Il ne s’agit pas de devenir « un vieux crouton désabusé » mais de proposer encore de beaux et forts modèles de vie à toute une jeunesse qui en a forcément besoin : ces valeurs à transmettre étant trans- générationnelles. Cette manière de pointer est juste l’exigence d’un chercheur passionné qui veut modestement partager avec ceux qui sont dans la même démarche, les embûches du chemin. Celles-ci apparaissent au cours du parcours, avec plus ou moins de force, et c’est entre autres ce qui fait sa valeur et motive constamment le chercheur à les dépasser, les contourner ou les combattre, de manière à progresser sans cesse. Comme le disent les grands maîtres zen, cheminement et but sont totalement liés et le cheminement en lui-même est déjà une merveille, Bernard avec son humour habituel me déclare souvent : « C’est superbe la Recherche, demain je recommence !… et de suite après avec un ton facétieux : Et bien non je ne peux pas, puisque je suis déjà Réalisé ! (dans un éclat de rire).
Le départ de ma réflexion d’aujourd’hui est une phrase glanée au hasard de l’écoute de France Culture et qui derrière son insignifiance apparente a résonné en moi fortement et sur plusieurs niveaux. Cette simple phrase c’est :
«  De nos jours on ne voyage plus, on se déplace ! ». Instantanément me sont apparues d’une part la profonde vérité de cette affirmation et d’autre part les images des pseudo voyages actuels dans lesquels on fait des milliers de kilomètres (kérosène aidant !) pour se retrouver dans un hôtel standard qui ne dépayse pas, puisqu’ils sont faits tous sur le même modèle sur la terre entière.
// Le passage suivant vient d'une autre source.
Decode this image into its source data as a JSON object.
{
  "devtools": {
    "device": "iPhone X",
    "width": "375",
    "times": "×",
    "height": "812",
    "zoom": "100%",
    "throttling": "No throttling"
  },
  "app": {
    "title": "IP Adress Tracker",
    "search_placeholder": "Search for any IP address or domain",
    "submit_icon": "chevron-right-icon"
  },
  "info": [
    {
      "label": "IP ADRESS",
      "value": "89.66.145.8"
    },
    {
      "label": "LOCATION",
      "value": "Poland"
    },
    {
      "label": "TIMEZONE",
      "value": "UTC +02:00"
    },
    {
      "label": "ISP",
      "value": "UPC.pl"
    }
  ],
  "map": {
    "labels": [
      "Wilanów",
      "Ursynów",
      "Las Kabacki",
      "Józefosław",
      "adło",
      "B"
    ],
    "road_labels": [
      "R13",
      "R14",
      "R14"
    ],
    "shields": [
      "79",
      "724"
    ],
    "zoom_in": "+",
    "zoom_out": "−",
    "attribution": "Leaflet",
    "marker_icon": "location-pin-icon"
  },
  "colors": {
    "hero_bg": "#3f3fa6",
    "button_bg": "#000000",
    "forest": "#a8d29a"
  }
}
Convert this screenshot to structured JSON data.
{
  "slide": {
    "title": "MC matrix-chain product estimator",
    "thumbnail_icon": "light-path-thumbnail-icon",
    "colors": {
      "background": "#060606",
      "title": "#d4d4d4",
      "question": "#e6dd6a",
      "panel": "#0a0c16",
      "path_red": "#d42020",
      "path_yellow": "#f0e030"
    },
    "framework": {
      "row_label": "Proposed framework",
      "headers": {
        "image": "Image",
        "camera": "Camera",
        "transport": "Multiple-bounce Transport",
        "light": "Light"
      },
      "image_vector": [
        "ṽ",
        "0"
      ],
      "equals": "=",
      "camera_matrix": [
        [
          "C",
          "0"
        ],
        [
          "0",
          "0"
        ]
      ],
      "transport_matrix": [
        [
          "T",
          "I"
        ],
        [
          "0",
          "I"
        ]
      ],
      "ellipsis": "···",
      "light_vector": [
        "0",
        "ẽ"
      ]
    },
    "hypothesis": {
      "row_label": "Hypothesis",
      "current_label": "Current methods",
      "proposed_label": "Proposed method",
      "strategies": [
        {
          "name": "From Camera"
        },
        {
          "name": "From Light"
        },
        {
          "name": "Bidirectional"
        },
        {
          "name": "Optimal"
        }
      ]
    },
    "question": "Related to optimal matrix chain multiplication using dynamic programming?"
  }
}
Pour que le touriste ait tout de même son poids de dépaysement et ne se rende pas compte que tout cela est vain, on lui propose les spécialités locales : marche à dos de chameau, visite des souks made in china etc…….Quand on se penche sur les voyages d’Alexandra David Neel et de bien d’autres, et quand on se rappelle modestement ses propres voyages en Inde dans les années 1980, on se dit que vraiment on ne voyage plus, on se déplace, on se distrait, on se fait des sensations à bas prix( parce qu’en plus le prix des voyages est cassé et beaucoup choisissent n’importe quelle destination, pourvu que le prix soit cassé : si le Pôle Nord est moins cher que les Seychelles on s’y précipitera ! D’aucuns se croient étrangers à tout cela et croient choisir des voyages plein de « sens », safaris photos, épreuves sportives, parcours culturels, spirituels même, avec visites de musée à la chaine, de reliques, etc….
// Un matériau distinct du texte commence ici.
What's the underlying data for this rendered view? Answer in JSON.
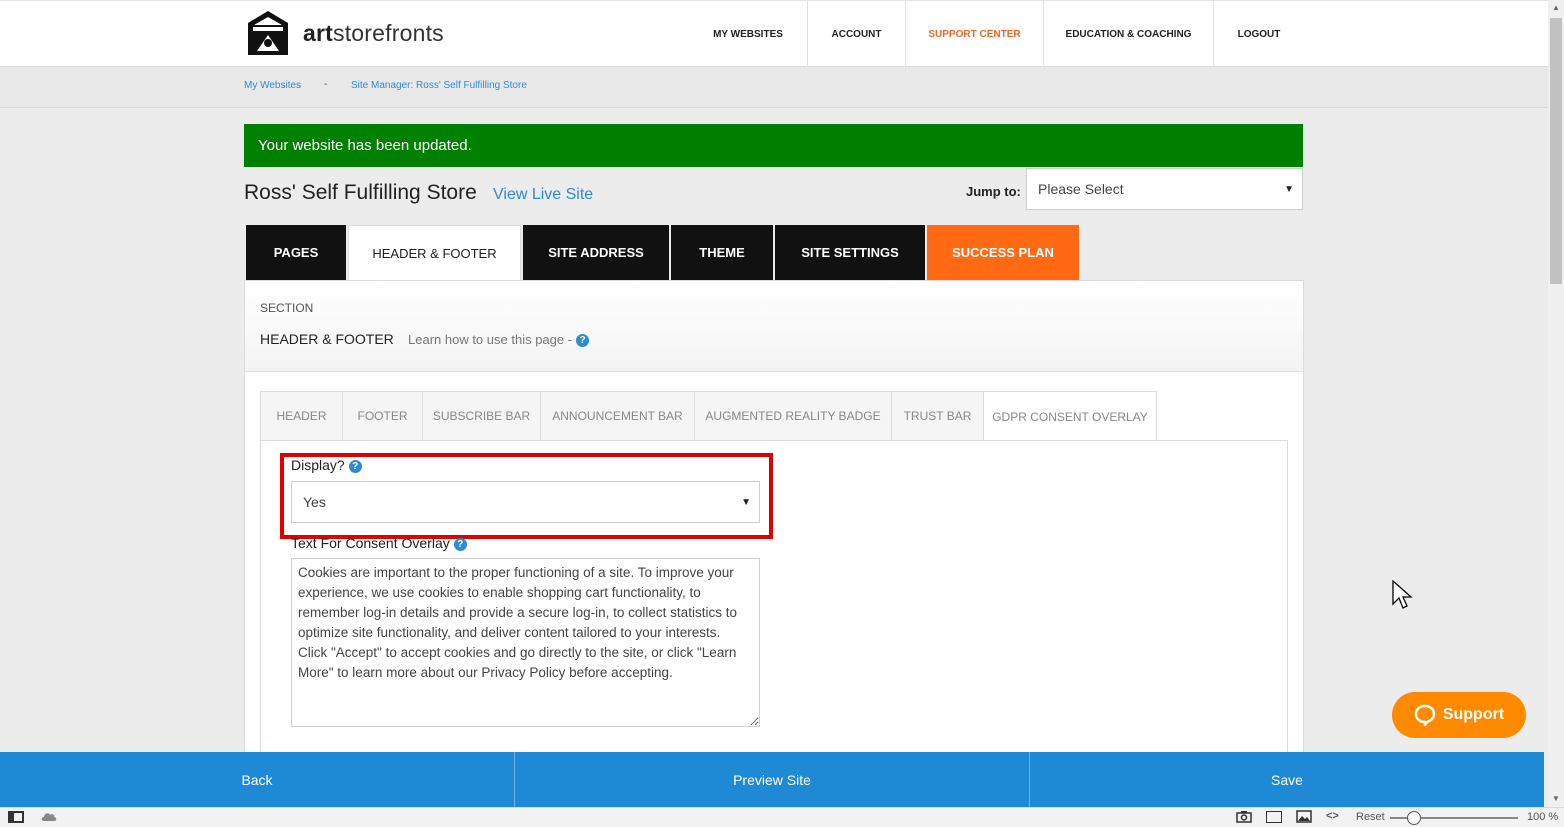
{
  "brand": {
    "name_bold": "art",
    "name_rest": "storefronts"
  },
  "nav": [
    {
      "label": "MY WEBSITES"
    },
    {
      "label": "ACCOUNT"
    },
    {
      "label": "SUPPORT CENTER"
    },
    {
      "label": "EDUCATION & COACHING"
    },
    {
      "label": "LOGOUT"
    }
  ],
  "breadcrumb": {
    "first": "My Websites",
    "separator": "-",
    "second": "Site Manager: Ross' Self Fulfilling Store"
  },
  "alert": {
    "message": "Your website has been updated.",
    "color": "#008000"
  },
  "store": {
    "title": "Ross' Self Fulfilling Store",
    "view_live": "View Live Site"
  },
  "jump": {
    "label": "Jump to:",
    "value": "Please Select"
  },
  "tabs": [
    {
      "label": "PAGES"
    },
    {
      "label": "HEADER & FOOTER"
    },
    {
      "label": "SITE ADDRESS"
    },
    {
      "label": "THEME"
    },
    {
      "label": "SITE SETTINGS"
    },
    {
      "label": "SUCCESS PLAN"
    }
  ],
  "section": {
    "label": "SECTION",
    "title": "HEADER & FOOTER",
    "learn": "Learn how to use this page -"
  },
  "subtabs": [
    {
      "label": "HEADER"
    },
    {
      "label": "FOOTER"
    },
    {
      "label": "SUBSCRIBE BAR"
    },
    {
      "label": "ANNOUNCEMENT BAR"
    },
    {
      "label": "AUGMENTED REALITY BADGE"
    },
    {
      "label": "TRUST BAR"
    },
    {
      "label": "GDPR CONSENT OVERLAY"
    }
  ],
  "form": {
    "display_label": "Display?",
    "display_value": "Yes",
    "consent_label": "Text For Consent Overlay",
    "consent_text": "Cookies are important to the proper functioning of a site. To improve your experience, we use cookies to enable shopping cart functionality, to remember log-in details and provide a secure log-in, to collect statistics to optimize site functionality, and deliver content tailored to your interests. Click \"Accept\" to accept cookies and go directly to the site, or click \"Learn More\" to learn more about our Privacy Policy before accepting."
  },
  "support_button": "Support",
  "bottom": {
    "back": "Back",
    "preview": "Preview Site",
    "save": "Save"
  },
  "status": {
    "reset": "Reset",
    "zoom": "100 %"
  },
  "colors": {
    "accent": "#1e8ad6",
    "orange": "#ff6a13",
    "support_orange": "#ff8a00",
    "highlight": "#e00000"
  }
}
Tout cela est déjà attristant mais le pire est à venir car je me suis rendu compte que cette phrase concerne également la spiritualité, qui en elle-même est un beau et long voyage. Malheureusement là-aussi : on ne voyage plus : on se déplace. De guru en guru : véridique ou auto proclamé peu importe, de vidéo en vidéo sur You tube, et de nos jours, les « spirituals tours » sont légion et se déclinent sous tous les modes, je ne les énumérerai pas pour ne choquer personne, mais c’est sûr : il  y en a pour tout le monde !
Les phrases lancinantes de tous les grands Maîtres me reviennent en tête : la Voie c’est une histoire de VIE ET DE MORT . Cheminez et pratiquez comme si un feu brulait sur votre tête, sans oublier les exhortations si fortes du Christ:  «  Vends tous tes biens et suis-moi!  » et   «  Mes enfants, comme il est difficile d’entrer dans le Royaume, plus difficile qu’à un chameau de passer par le trou d’une aiguille!   »
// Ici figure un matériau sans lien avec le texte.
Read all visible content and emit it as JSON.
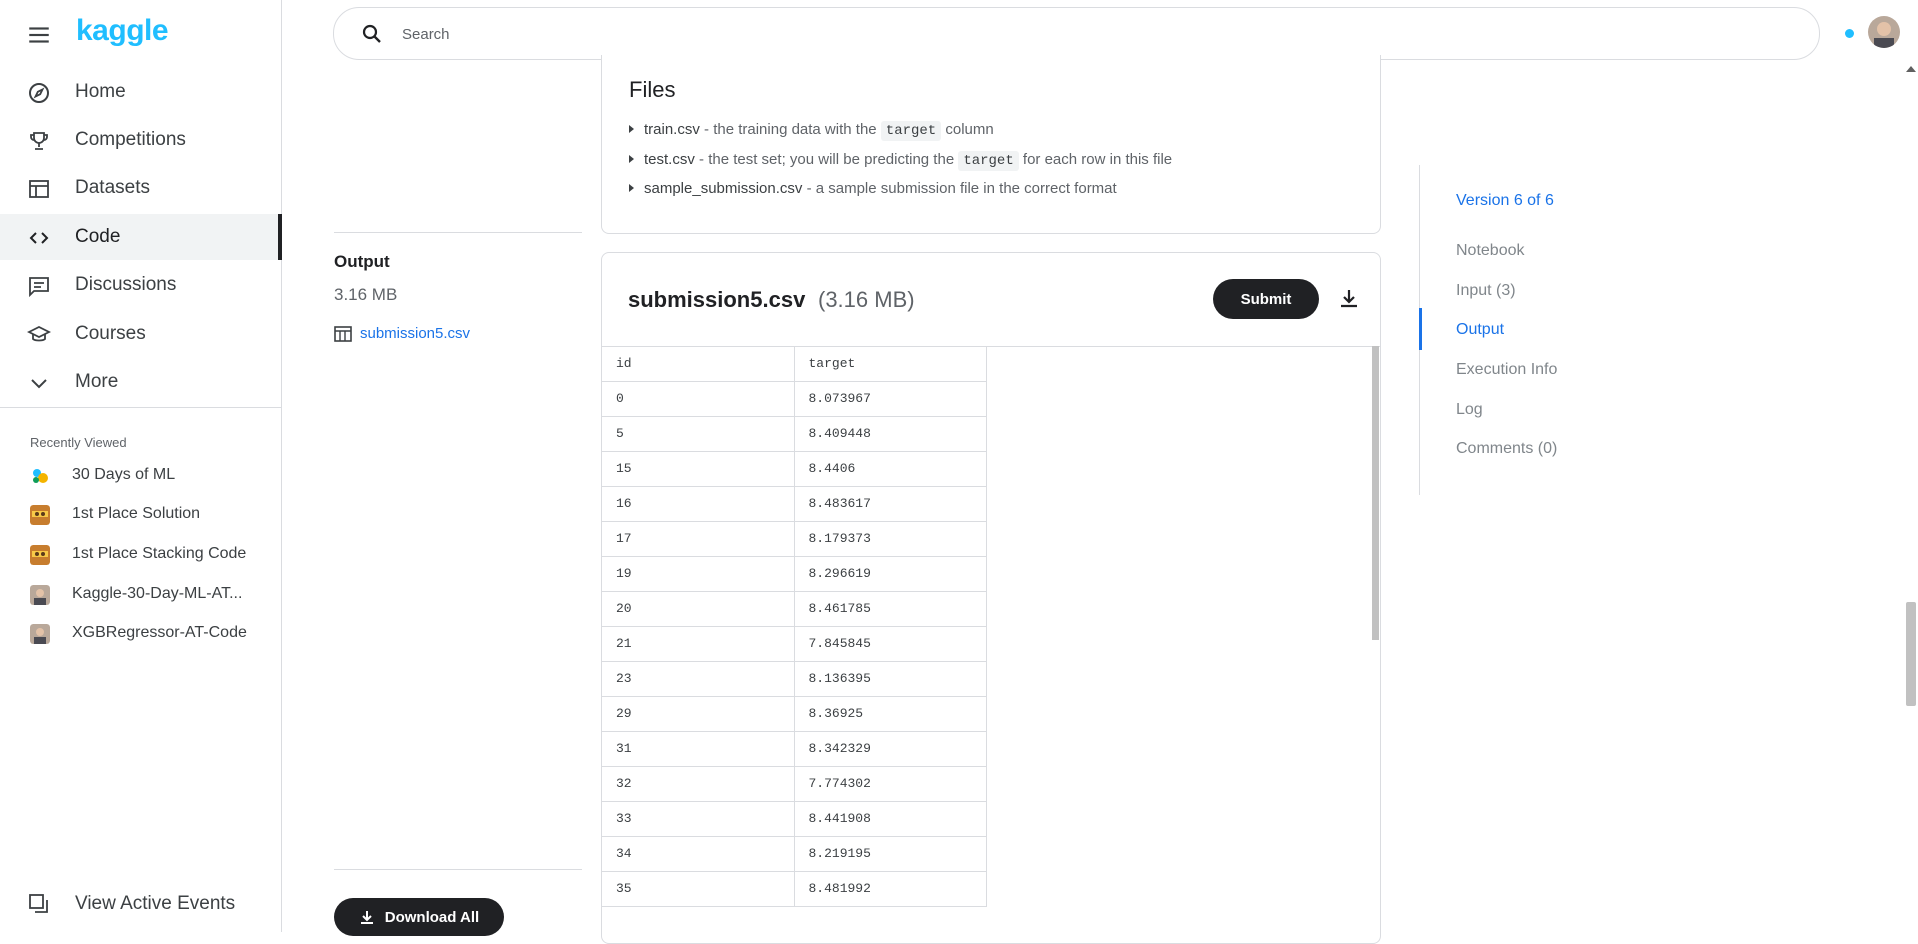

Comme tout cela semble loin , comme l’uniformisation et le nivellement guettent le chercheur même le plus aguerri, qui risque à chaque instant de s’enliser dans une petite recherche bien balisée ! Et on n’a même plus Johnny pour « mettre le feu » !

Avant d’envisager de s’éveiller, il est nécessaire de se réveiller, de plonger chacun à sa manière dans le brasier de la Recherche et ce n’est pas nécessairement en faisant des milliers de kilomètres, ni en cumulant les stages de développement personnel (Bernard a fait son long et périlleux voyage sur place!) mais en tout cas c’est toujours dans une profonde exigence de se laisser totalement remettre en question sur nos concepts les mieux établis. La Voie n’est pas un long fleuve tranquille, les conflictualités que l’on y rencontre sont nécessaires et structurantes. Combien de personnes ai-je vu qui quittaient leur Maître dès qu’il les contredisait , leur faisait une remarque blessant leur ego. Tout va bien tant que l’ego est conforté. Le démon se niche partout car les manières de conforter son ego sont multiples et contradictoires. Ainsi certains recherchent des sensations, des lumières des ambiances agréables, des réassurances sur eux-mêmes, d’autres croient s’en éloigner en choisissant des pratiques extrêmes( des heures de méditation, des ascèses), des lectures savantes, mais c’est la même recherche de l’ego à la base. Il n’y a donc pas de modèle et le discernement est vraiment de rigueur.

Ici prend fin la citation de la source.